As I’m leaving the gallery, I linger a while over some documentary films of Paris in the midcentury made by the Dutch filmmaker Johan van der Keuken, lovely little mundane meanderings through the city as a 50s flaneur might’ve seen it. Which makes me think, What would Baudelaire do. And so I rush right out, to walk.
In the 6th, I sit at a cafe looking for long lithe revolutionaries in black turtlenecks and berets. But who am I to be chagrined that the berets are candy apple red, Emily red, and what debate takes place is more about appropriate selfie angles than, you know, Being and Time, or whatever. In old timey novels about travelers and expats, the characters are always consciously spreading their custom around, patronizing a variety of butchers, bakers, and candlestick makers so as not to show favoritism and cause offense. While I am in Paris, with a limited amount of time, and a limited number of options open, I find myself doing exactly the opposite. I flood the zone. I go to La Palette so frequently they begin to treat me like a regular. They reserve my favorite table for me and have my drink on a coaster before I sit down (coasters which of course are great calling cards, branded like matchbooks, both of which I collect sort of compulsively throughout the visit).
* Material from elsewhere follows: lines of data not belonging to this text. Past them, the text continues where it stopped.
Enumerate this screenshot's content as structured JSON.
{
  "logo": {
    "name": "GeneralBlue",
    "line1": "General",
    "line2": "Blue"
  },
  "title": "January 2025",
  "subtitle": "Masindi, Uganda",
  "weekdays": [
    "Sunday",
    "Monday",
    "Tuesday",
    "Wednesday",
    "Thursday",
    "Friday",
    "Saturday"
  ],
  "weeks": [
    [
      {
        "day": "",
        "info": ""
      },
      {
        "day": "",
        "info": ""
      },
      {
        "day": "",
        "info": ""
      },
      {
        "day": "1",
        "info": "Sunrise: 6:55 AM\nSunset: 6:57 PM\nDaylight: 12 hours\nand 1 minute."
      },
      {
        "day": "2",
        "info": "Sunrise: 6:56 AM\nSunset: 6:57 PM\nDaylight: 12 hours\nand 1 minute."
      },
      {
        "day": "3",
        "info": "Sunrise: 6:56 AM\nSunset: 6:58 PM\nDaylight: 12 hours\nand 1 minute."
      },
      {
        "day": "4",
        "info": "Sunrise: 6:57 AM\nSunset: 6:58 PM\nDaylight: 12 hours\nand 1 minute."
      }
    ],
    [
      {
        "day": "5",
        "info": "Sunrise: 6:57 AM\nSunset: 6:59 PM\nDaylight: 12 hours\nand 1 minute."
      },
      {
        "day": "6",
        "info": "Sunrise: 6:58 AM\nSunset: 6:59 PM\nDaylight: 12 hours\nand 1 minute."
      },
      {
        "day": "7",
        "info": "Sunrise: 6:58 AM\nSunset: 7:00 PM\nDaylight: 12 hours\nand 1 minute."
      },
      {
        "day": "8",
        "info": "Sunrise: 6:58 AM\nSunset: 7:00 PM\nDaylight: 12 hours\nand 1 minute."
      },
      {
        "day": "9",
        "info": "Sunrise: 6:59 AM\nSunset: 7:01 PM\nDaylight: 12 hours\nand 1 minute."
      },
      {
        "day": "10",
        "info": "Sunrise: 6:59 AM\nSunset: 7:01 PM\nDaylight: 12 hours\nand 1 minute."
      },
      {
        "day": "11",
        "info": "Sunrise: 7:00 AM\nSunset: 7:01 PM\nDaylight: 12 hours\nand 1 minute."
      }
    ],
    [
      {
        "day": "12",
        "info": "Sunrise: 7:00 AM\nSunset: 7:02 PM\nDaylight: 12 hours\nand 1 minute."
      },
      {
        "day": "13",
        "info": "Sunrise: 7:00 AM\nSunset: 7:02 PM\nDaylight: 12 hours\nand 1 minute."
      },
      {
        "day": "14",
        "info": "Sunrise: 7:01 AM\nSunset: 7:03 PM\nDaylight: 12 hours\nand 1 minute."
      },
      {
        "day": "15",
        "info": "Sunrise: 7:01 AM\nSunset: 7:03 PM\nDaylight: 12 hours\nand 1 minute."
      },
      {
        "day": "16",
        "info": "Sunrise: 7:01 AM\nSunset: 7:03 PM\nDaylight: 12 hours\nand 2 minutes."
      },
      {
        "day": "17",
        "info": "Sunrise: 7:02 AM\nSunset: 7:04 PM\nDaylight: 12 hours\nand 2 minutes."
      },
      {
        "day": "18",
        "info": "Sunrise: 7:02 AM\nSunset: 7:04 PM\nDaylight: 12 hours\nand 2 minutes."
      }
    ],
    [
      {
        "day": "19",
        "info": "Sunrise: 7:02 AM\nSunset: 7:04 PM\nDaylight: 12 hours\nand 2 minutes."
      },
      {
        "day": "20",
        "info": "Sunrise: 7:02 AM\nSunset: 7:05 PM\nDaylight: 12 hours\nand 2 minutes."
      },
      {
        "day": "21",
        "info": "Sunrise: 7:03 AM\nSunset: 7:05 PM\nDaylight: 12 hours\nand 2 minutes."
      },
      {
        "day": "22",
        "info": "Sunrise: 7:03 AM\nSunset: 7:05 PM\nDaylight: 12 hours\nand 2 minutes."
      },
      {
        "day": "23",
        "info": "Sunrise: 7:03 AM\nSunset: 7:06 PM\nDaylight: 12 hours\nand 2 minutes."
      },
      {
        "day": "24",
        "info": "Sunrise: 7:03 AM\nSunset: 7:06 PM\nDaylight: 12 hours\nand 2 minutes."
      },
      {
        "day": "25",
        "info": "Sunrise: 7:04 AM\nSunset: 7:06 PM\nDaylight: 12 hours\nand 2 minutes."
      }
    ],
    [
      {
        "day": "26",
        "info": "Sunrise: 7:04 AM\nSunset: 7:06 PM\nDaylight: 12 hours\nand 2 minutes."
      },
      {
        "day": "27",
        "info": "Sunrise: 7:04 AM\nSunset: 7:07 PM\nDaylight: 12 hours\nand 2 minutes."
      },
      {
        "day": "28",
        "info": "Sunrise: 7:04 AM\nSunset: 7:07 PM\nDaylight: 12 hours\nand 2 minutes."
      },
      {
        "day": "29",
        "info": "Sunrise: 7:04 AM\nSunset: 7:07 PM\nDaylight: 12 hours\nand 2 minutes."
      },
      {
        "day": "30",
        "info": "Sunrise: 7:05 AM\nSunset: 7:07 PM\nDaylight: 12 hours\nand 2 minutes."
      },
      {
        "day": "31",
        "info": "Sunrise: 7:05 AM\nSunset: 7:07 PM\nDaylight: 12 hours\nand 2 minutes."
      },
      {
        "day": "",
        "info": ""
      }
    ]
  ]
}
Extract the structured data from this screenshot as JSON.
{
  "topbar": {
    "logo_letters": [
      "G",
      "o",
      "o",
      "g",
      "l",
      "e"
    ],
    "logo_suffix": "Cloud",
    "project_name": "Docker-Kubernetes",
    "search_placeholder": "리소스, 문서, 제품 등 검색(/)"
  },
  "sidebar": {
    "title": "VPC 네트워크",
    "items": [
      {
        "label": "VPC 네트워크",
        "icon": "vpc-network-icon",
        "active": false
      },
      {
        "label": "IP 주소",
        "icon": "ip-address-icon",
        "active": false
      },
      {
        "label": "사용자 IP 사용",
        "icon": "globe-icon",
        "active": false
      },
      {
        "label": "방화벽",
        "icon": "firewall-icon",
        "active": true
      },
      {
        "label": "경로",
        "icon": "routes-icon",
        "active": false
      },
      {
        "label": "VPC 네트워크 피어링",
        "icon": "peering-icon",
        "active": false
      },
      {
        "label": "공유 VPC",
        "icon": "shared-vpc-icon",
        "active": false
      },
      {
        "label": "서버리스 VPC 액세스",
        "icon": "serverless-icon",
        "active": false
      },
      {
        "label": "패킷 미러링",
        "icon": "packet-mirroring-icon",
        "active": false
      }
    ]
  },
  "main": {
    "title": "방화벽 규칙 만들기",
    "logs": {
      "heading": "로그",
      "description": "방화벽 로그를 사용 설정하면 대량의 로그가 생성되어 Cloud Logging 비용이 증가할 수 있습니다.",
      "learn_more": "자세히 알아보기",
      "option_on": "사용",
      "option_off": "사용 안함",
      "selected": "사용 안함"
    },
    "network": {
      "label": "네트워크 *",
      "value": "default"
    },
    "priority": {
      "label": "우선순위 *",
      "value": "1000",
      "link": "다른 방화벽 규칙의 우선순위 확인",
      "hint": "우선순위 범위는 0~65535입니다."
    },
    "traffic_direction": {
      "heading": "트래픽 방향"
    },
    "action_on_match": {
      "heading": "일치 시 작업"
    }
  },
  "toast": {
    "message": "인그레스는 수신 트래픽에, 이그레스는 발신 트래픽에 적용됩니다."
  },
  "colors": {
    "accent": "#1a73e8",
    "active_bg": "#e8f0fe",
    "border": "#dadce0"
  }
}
In the 3rd, I spend a lot of time at Saint Gervais, rereading Foucault’s Pendulum over carafes of white wine on lazy afternoons when the people watching is world class. Outside of the archives, I think that if you reduced Paris down to its fundamental elements, its base colors, you would be left with pewter and pearl. I meet friends for lunches and dinners at Charlot. I spend ages in the stacks at Ofr, and go visit the actual Foucault’s Pendulum at the museum of Arts et Metiers in a church — and finally realize that maybe Eco’s book, one of my favorite of all time, may actually be about the perils of searching for stories and symbols and iconography with which to make the stories we tell ourselves about ourselves, about the world.
I wonder about the iconography we present to others, to the world. What is reflection and what is creation. If I were on the other side of the zoom lens, what the compression of elements would be, I wonder. Which gives me a weird sort of vertigo. And so I wander into Officine Universelle Buly and get a set of tortoiseshell furnishings — a comb, a toothbrush — monogramed with my initials in pulverized gold foil. A souvenir, I think, which is a kind of icon, surely, an emblem of an experience. And a little personal brand, which reminds me that it’s aperitif hour. When I set out for my table at La Palette, I remember that some people have normal hobbies.